Shalva Eliava


Shalva Eliava was a Georgian Old Bolshevik and Soviet official who contributed to the Sovietization of Central Asia and Caucasus but fell victim to Joseph Stalin’s Great Purge.
Eliava was born into an impoverished noble family from western Georgia. He studied law at the Petersburg University in 1903, but was excluded for his involvement in students’ protests. In 1904, he joined the Bolshevik wing of the Russian Social Democratic Labour Party and took part in the 1905 uprisings in Tiflis and Kutaisi. In 1911, he was sent into exile to the Olonets Governorate whence he moved to Petersburg and worked for the Pravda newspaper until being deported to Vologda in 1915. After the outbreak of the Russian Revolution of 1917, he chaired the Vologda Ispolkom and moved to Moscow in December 1918. In 1919, during the Russian Civil War, he was sent to the Turkestan front and, as a member of the Revkom, helped establish Soviet power in the region.
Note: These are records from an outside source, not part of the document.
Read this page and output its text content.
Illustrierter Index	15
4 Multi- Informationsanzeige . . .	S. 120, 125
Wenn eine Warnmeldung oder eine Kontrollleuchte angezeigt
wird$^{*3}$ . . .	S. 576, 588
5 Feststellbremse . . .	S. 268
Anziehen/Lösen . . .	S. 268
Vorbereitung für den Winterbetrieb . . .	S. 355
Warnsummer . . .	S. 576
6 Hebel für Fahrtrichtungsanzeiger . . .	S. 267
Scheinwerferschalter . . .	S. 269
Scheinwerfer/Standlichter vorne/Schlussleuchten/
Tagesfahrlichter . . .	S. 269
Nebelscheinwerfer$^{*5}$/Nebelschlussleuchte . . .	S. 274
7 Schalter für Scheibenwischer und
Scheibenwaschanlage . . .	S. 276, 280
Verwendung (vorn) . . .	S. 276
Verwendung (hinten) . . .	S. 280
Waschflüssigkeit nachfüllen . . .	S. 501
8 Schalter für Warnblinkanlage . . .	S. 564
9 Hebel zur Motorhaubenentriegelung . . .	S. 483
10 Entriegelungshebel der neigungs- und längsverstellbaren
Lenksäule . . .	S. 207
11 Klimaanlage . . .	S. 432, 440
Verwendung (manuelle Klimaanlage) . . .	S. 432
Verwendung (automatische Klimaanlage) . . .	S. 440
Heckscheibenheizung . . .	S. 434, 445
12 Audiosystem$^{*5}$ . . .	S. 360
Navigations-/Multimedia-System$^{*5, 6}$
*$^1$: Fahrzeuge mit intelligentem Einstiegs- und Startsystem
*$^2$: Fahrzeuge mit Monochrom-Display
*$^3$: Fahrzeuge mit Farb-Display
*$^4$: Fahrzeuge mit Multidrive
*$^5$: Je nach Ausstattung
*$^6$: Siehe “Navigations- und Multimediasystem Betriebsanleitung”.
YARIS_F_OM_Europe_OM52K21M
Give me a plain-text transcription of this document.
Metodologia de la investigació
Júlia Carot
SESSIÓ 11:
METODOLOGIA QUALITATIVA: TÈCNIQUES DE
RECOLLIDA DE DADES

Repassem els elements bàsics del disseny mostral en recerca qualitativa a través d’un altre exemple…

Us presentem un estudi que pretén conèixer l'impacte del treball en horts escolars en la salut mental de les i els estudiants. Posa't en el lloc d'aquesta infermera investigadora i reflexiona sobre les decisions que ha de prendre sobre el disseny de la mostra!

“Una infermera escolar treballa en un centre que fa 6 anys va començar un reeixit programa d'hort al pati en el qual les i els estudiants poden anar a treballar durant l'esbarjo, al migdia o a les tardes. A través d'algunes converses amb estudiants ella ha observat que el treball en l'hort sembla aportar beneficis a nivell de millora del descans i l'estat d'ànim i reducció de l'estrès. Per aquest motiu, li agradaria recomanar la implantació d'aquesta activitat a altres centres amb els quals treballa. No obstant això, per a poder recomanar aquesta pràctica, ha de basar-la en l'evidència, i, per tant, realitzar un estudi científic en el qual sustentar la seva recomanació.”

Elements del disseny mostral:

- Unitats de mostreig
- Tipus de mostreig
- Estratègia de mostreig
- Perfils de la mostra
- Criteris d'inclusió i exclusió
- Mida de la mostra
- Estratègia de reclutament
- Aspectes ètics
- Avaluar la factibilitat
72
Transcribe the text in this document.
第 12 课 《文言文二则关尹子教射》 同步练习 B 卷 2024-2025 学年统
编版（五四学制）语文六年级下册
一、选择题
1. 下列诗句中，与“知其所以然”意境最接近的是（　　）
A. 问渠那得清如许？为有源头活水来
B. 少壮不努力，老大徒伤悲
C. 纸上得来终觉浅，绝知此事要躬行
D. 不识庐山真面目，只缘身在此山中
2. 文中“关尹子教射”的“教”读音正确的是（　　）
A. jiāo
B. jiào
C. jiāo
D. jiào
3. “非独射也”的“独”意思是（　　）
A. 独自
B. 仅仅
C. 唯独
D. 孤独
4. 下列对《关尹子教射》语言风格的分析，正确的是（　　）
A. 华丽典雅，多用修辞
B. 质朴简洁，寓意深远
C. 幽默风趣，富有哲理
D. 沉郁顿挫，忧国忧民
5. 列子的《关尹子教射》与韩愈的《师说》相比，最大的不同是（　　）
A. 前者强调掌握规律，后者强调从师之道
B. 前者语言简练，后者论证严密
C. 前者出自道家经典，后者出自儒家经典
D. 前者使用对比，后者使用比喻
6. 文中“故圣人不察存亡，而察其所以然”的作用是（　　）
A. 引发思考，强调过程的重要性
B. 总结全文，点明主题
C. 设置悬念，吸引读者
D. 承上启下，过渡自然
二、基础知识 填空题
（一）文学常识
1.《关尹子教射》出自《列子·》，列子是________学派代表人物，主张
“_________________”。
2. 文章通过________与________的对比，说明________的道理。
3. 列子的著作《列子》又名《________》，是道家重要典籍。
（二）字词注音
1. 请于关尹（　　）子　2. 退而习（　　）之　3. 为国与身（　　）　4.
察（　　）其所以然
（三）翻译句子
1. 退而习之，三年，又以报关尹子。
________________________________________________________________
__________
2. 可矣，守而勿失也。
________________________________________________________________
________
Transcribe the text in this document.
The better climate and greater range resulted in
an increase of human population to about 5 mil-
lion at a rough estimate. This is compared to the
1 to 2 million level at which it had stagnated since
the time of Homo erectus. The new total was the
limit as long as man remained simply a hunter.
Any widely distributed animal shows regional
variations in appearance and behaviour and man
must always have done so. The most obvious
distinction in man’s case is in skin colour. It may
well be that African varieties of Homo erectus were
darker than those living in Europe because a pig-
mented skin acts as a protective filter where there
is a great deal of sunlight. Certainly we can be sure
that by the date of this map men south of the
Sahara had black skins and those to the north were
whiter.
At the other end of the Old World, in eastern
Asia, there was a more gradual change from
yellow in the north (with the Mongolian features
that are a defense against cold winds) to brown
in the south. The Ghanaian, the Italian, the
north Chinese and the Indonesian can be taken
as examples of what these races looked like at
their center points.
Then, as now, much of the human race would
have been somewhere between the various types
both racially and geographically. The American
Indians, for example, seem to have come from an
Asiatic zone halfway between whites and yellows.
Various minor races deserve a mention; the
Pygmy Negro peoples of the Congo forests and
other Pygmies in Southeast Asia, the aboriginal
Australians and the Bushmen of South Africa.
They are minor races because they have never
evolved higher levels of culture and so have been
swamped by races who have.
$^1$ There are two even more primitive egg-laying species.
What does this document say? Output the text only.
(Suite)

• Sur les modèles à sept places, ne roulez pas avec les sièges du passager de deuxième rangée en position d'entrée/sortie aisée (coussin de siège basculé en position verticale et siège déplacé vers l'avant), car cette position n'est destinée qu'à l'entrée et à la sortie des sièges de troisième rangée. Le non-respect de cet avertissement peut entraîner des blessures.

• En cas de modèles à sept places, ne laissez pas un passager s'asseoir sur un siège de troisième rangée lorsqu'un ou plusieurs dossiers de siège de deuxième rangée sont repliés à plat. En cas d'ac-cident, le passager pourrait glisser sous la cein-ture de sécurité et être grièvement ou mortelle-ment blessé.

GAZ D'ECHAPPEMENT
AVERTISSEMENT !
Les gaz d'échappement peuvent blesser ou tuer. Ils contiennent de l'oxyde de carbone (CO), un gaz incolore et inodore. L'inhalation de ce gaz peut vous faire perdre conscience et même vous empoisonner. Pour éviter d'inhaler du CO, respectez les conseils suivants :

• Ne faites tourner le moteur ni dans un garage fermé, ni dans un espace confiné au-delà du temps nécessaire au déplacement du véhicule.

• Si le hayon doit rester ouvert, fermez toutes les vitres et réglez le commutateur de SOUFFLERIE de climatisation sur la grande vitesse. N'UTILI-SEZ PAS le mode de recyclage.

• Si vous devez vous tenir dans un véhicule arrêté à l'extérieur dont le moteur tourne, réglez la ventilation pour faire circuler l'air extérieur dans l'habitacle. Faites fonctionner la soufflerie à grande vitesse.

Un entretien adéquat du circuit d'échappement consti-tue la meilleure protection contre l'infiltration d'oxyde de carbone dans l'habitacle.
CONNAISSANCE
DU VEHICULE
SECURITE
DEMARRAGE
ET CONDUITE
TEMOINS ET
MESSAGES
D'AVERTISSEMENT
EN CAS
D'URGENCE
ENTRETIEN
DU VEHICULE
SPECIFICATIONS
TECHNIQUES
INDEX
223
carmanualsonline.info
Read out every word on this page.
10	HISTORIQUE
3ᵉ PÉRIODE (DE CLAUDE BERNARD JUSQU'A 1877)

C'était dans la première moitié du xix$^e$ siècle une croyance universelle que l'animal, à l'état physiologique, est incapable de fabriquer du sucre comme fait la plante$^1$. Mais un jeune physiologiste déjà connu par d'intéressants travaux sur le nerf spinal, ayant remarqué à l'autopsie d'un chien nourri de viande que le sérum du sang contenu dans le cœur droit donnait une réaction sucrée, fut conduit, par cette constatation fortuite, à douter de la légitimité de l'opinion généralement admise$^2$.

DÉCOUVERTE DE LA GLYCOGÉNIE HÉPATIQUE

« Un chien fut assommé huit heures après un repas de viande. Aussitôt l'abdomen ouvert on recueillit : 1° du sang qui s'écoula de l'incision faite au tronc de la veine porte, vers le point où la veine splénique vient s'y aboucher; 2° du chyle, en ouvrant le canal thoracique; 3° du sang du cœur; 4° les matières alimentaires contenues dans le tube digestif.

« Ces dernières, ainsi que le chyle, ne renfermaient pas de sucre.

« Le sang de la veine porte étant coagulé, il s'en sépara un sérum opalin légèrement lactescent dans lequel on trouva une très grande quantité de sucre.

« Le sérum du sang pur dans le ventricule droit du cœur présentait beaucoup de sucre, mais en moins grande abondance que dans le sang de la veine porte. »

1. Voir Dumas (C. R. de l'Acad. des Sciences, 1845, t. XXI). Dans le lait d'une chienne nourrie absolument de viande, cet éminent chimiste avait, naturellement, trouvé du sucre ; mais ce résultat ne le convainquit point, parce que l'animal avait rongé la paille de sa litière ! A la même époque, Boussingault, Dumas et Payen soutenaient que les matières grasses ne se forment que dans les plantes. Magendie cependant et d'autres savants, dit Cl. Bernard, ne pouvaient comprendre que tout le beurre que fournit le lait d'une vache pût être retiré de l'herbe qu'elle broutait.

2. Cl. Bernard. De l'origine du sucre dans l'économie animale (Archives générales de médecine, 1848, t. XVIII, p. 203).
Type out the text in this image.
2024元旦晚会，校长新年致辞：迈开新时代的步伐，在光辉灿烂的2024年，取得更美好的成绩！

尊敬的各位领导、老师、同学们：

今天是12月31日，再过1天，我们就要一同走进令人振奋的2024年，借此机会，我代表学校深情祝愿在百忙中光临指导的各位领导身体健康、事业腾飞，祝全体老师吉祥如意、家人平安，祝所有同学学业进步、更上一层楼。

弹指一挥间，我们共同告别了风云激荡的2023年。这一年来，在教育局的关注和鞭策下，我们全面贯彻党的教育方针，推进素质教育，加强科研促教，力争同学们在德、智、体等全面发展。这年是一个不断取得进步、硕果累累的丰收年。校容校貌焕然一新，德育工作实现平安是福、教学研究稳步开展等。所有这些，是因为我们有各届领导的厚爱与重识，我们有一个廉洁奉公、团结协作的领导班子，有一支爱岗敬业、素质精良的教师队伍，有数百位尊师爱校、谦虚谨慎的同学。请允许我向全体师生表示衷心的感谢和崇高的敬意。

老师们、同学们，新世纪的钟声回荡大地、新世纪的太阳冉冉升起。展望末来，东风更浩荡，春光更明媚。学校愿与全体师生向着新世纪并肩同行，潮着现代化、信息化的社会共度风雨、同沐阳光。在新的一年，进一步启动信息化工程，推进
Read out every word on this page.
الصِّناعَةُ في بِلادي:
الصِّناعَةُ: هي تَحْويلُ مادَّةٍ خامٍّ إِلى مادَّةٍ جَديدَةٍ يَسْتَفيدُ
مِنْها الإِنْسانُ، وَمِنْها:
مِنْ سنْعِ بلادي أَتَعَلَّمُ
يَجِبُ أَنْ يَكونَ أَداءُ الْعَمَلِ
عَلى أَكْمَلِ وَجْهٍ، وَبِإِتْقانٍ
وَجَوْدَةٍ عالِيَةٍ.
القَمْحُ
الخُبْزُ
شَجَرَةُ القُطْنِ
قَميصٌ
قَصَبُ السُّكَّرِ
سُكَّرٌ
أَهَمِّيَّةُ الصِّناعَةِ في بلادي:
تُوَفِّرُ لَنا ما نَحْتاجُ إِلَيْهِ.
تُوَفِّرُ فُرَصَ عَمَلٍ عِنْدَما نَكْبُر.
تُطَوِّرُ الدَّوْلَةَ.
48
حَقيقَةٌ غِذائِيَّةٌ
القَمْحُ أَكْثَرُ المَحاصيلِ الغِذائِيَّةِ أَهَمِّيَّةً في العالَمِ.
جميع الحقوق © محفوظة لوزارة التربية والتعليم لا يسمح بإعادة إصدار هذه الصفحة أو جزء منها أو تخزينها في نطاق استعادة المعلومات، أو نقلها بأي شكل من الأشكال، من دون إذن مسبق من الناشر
In 1920, he served as Soviet Russia’s plenipotentiary in Turkey and Iran. During the war with the Democratic Republic of Georgia early in 1921, he was a member of the Caucasus bureau of the Russian Communist Party, and a member of the Georgian Revkom. After the overthrow of the DRG, Eliava joined the government of the Georgian SSR as a People's Commissar for Navy and Military. From January 1923 to June 1927, he was a head of the Soviet Georgian government as a chairman of the Council of People's Commissars of the Georgian SSR. Simultaneously, from 1927 to 1930, he served as the chairman of the Council of People's Commissars of the Transcaucasian Socialist Federative Soviet Republic. In the 1930s, Eliava was a deputy People's Commissar of Foreign Trade and a deputy People's Commissar of Light Industry of the Soviet Union. He was arrested during Stalin's crackdown on Old Bolsheviks and executed in December 1937. In 1956, Shalva Eliava was rehabilitated by the Soviet Communist Party.